The latest salvo in the battle against those wishing to establish a Christian America happened in Starke, Florida in the northeast corner of the state. There, a marble copy of the Ten Commandments had been erected in a so-called "free speech one" outside the Bradford County courthouse. Atheist groups had fought the placement of that monument on the grounds of separation of church and state -- and went nowhere. Until someone had the bright idea of "if you can't beat 'em, join 'em." That's when the group American Atheists decided to erect their own monument, one dedicated to their own principles, Rather than to celebrate the myth of how the country's laws are supposedly based on the Ten Commandments, the new monument publicizes actual quotes from some of our founders, who held vastly different beliefs than those generally ascribed to them by our conservative brethren and sisthren:
From Ben Franklin: "“Where a religion is good, I conceive it will support itself; and when it does not support itself, and God does not take care to support it so that its professors are obliged to call for help of the civil power, ‘tis a sign, I apprehend, of its being a bad one."
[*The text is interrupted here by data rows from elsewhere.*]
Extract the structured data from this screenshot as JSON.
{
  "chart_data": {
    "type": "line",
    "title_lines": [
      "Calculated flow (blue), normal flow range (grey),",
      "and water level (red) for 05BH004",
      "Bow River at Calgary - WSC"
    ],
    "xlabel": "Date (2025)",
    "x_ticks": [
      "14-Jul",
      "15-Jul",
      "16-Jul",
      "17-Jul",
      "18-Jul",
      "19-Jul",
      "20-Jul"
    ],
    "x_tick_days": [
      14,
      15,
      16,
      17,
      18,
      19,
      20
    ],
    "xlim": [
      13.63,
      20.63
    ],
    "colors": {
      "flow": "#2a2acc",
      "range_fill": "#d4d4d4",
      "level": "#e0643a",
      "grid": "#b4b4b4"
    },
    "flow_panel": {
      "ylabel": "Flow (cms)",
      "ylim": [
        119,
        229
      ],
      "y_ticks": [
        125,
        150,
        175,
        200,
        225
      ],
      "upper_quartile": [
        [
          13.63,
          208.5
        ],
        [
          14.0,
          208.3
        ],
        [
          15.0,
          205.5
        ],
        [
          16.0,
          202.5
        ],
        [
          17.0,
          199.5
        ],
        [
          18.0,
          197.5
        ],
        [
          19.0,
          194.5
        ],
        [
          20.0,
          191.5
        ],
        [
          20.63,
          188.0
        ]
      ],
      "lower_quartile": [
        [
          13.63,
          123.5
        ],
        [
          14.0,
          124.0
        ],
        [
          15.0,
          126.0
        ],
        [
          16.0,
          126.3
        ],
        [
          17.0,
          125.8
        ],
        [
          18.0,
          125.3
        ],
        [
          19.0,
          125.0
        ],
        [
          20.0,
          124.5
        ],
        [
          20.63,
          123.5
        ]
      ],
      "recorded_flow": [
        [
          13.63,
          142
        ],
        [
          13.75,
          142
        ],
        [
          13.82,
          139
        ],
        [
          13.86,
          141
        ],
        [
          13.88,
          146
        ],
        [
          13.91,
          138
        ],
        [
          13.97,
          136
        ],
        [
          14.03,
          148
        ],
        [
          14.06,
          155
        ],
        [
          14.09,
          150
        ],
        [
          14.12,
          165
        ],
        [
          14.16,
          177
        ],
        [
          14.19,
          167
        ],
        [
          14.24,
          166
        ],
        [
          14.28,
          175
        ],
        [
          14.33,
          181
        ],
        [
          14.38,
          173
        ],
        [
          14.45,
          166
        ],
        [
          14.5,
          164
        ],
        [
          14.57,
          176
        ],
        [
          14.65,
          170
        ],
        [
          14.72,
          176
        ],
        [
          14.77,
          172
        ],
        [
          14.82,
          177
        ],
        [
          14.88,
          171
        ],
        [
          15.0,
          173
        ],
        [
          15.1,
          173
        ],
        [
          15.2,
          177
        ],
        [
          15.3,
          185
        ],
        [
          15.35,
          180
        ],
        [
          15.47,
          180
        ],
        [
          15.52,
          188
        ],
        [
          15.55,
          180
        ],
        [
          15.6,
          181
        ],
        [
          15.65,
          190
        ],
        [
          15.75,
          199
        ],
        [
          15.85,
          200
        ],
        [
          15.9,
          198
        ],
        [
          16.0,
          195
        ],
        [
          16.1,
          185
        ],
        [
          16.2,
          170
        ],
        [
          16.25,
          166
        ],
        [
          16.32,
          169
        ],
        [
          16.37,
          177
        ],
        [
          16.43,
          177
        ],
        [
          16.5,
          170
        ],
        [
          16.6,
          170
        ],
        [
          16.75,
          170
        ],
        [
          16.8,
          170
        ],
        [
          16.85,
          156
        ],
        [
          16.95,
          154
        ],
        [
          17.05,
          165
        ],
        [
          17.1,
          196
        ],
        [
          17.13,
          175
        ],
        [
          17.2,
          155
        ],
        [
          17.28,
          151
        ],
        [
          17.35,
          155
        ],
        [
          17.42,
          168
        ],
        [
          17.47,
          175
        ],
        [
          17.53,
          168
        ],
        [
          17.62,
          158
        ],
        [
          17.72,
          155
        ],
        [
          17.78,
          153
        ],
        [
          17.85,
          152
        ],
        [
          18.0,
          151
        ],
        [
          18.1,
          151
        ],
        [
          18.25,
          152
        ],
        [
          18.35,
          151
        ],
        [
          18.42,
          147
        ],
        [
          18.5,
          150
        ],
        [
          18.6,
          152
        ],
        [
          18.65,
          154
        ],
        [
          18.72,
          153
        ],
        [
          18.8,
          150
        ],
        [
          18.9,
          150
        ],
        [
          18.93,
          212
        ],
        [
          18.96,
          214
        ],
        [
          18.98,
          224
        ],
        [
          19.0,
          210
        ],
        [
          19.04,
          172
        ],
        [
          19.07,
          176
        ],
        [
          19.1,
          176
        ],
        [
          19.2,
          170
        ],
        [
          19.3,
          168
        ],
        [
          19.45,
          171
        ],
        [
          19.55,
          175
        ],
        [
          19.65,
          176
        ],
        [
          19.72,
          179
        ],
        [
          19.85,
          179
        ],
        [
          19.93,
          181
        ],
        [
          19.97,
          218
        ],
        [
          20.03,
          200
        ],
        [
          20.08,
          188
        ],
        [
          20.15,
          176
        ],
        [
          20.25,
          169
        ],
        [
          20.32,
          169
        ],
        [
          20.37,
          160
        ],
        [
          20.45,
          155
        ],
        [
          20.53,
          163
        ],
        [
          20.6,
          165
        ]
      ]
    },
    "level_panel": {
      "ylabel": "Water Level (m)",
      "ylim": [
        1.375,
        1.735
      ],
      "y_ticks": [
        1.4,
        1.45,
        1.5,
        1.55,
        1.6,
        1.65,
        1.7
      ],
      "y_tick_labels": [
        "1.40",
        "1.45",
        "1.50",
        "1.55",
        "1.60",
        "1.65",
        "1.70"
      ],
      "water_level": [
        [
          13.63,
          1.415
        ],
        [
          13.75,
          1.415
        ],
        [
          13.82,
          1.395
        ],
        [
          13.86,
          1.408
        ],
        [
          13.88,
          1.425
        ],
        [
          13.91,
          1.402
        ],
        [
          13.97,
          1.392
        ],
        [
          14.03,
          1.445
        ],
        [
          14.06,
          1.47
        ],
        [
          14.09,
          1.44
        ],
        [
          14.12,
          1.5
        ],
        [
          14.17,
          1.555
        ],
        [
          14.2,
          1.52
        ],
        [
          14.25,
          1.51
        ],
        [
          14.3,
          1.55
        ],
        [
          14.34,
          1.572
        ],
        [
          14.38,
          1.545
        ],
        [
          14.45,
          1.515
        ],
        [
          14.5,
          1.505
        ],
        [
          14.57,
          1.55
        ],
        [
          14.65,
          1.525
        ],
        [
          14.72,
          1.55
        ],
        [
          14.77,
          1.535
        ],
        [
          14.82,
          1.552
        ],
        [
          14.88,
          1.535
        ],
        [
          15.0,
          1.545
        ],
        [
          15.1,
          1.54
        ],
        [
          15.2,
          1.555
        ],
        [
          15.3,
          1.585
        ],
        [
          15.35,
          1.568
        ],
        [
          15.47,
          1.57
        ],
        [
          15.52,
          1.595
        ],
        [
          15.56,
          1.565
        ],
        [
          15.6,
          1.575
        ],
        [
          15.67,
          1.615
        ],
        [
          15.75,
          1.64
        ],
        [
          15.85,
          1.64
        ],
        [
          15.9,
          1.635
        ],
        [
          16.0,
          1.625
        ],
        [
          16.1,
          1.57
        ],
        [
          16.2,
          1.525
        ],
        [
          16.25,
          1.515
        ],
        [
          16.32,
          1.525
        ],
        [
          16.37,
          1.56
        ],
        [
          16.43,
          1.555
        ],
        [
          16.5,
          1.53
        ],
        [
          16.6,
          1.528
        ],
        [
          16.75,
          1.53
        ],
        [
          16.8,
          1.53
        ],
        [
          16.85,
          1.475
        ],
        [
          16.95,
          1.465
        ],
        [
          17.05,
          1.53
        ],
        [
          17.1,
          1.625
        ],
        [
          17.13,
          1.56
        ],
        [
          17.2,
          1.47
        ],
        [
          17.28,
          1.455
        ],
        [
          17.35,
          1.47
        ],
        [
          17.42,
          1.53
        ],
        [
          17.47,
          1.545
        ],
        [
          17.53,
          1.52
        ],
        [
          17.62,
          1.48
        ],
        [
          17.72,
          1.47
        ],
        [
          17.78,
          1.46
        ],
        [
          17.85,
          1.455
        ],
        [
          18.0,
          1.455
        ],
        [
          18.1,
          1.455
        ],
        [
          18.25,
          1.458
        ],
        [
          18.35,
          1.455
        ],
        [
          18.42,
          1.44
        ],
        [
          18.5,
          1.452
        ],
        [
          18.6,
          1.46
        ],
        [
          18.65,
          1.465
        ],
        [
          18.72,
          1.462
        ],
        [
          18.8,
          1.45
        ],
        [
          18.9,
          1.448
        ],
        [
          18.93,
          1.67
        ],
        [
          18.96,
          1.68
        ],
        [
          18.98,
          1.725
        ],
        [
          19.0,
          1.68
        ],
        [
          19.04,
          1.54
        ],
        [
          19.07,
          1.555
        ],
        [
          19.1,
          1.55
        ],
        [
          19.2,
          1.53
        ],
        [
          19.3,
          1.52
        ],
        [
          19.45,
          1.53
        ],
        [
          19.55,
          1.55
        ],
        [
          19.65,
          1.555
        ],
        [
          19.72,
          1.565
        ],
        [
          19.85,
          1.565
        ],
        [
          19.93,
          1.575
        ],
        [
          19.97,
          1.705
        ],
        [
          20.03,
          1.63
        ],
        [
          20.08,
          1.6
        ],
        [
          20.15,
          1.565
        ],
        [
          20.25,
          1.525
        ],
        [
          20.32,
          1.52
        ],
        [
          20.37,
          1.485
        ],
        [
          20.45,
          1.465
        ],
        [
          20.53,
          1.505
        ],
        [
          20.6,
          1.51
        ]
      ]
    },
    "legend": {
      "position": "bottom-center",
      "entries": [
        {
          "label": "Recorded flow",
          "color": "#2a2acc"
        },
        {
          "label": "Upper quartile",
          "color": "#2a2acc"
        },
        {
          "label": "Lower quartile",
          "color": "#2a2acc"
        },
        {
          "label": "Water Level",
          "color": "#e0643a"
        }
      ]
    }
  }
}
John Adams: “It will never be pretended that any persons employed in that service [writing the Constitution] had interviews with the gods or were in any degree under the inspiration of Heaven."
From the Treaty of Tripoli: "The government of the United States of America is not in any sense founded on the Christian religion."
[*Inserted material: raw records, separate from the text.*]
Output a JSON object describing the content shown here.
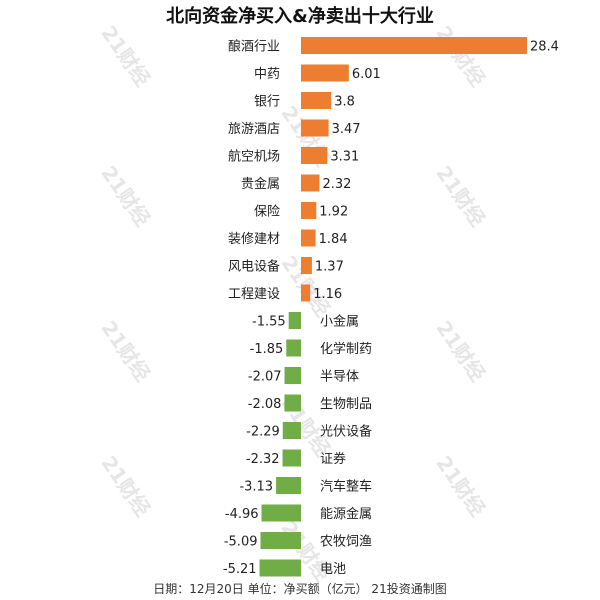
{
  "chart_data": {
    "type": "bar",
    "orientation": "horizontal",
    "title": "北向资金净买入&净卖出十大行业",
    "categories": [
      "酿酒行业",
      "中药",
      "银行",
      "旅游酒店",
      "航空机场",
      "贵金属",
      "保险",
      "装修建材",
      "风电设备",
      "工程建设",
      "小金属",
      "化学制药",
      "半导体",
      "生物制品",
      "光伏设备",
      "证券",
      "汽车整车",
      "能源金属",
      "农牧饲渔",
      "电池"
    ],
    "values": [
      28.4,
      6.01,
      3.8,
      3.47,
      3.31,
      2.32,
      1.92,
      1.84,
      1.37,
      1.16,
      -1.55,
      -1.85,
      -2.07,
      -2.08,
      -2.29,
      -2.32,
      -3.13,
      -4.96,
      -5.09,
      -5.21
    ],
    "value_labels": [
      "28.4",
      "6.01",
      "3.8",
      "3.47",
      "3.31",
      "2.32",
      "1.92",
      "1.84",
      "1.37",
      "1.16",
      "-1.55",
      "-1.85",
      "-2.07",
      "-2.08",
      "-2.29",
      "-2.32",
      "-3.13",
      "-4.96",
      "-5.09",
      "-5.21"
    ],
    "xlim": [
      -5.3,
      28.4
    ],
    "grid": false,
    "legend": "none",
    "colors": {
      "positive": "#ED7D31",
      "negative": "#70AD47"
    }
  },
  "footer": "日期：12月20日 单位：净买额（亿元） 21投资通制图",
  "watermark": "21财经"
}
Tom Jefferson: “Question with boldness even the existence of a god; because, if there be one, he must more approve the homage of reason, than that of blindfolded fear.”
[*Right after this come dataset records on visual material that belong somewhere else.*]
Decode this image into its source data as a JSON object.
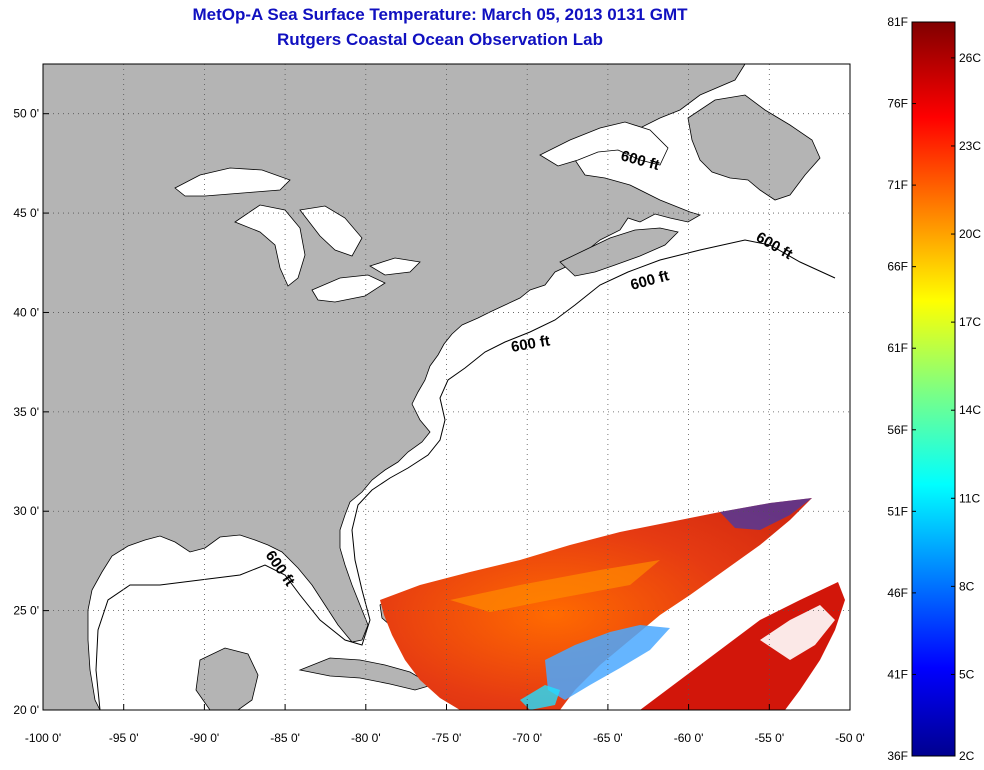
{
  "title": {
    "line1": "MetOp-A Sea Surface Temperature:  March 05, 2013 0131 GMT",
    "line2": "Rutgers Coastal Ocean Observation Lab"
  },
  "map": {
    "lon_range": [
      -100,
      -50
    ],
    "lat_range": [
      20,
      52.5
    ],
    "x_ticks": [
      "-100 0'",
      "-95 0'",
      "-90 0'",
      "-85 0'",
      "-80 0'",
      "-75 0'",
      "-70 0'",
      "-65 0'",
      "-60 0'",
      "-55 0'",
      "-50 0'"
    ],
    "y_ticks": [
      "20 0'",
      "25 0'",
      "30 0'",
      "35 0'",
      "40 0'",
      "45 0'",
      "50 0'"
    ],
    "grid": "dotted",
    "land_color": "#b4b4b4",
    "ocean_color": "#ffffff",
    "isobath_label": "600 ft"
  },
  "colorbar": {
    "f_labels": [
      "81F",
      "76F",
      "71F",
      "66F",
      "61F",
      "56F",
      "51F",
      "46F",
      "41F",
      "36F"
    ],
    "c_labels": [
      "26C",
      "23C",
      "20C",
      "17C",
      "14C",
      "11C",
      "8C",
      "5C",
      "2C"
    ],
    "min_color": "#00008f",
    "max_color": "#800000"
  }
}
While each of these worthies had more complicated relationships with religion than the quotes might suggest, it's nice to see some of their actual words in public.
One of item of note: one of the local people commenting about the monument just about gave away his side's intentions when interviewed. "Christians are praying...that these folks will realize that eternity is too long to be wrong." Ooh. Wrong approach! Shouldn't let the heathen think that we are pushing the Ten Commandments a religious symbol!!
Anyway.
While I do fault atheists for denigrating a paper tiger theism -- one that is simple-minded, fundamentalist, anti-science and anti-people -- I celebrate that the battle has finally been joined. America must remain a place where all religions are welcome and no religion gets a free ride. The only way to protect all religion is to give none the upper hand. So while I disagree with their world view, I love what they are trying to accomplish by confront the way some Christians have tried to force their views on others. And so I say...
You go atheists! Push 'em back! Push 'em back! Push 'em WAAAAAAYYYY back!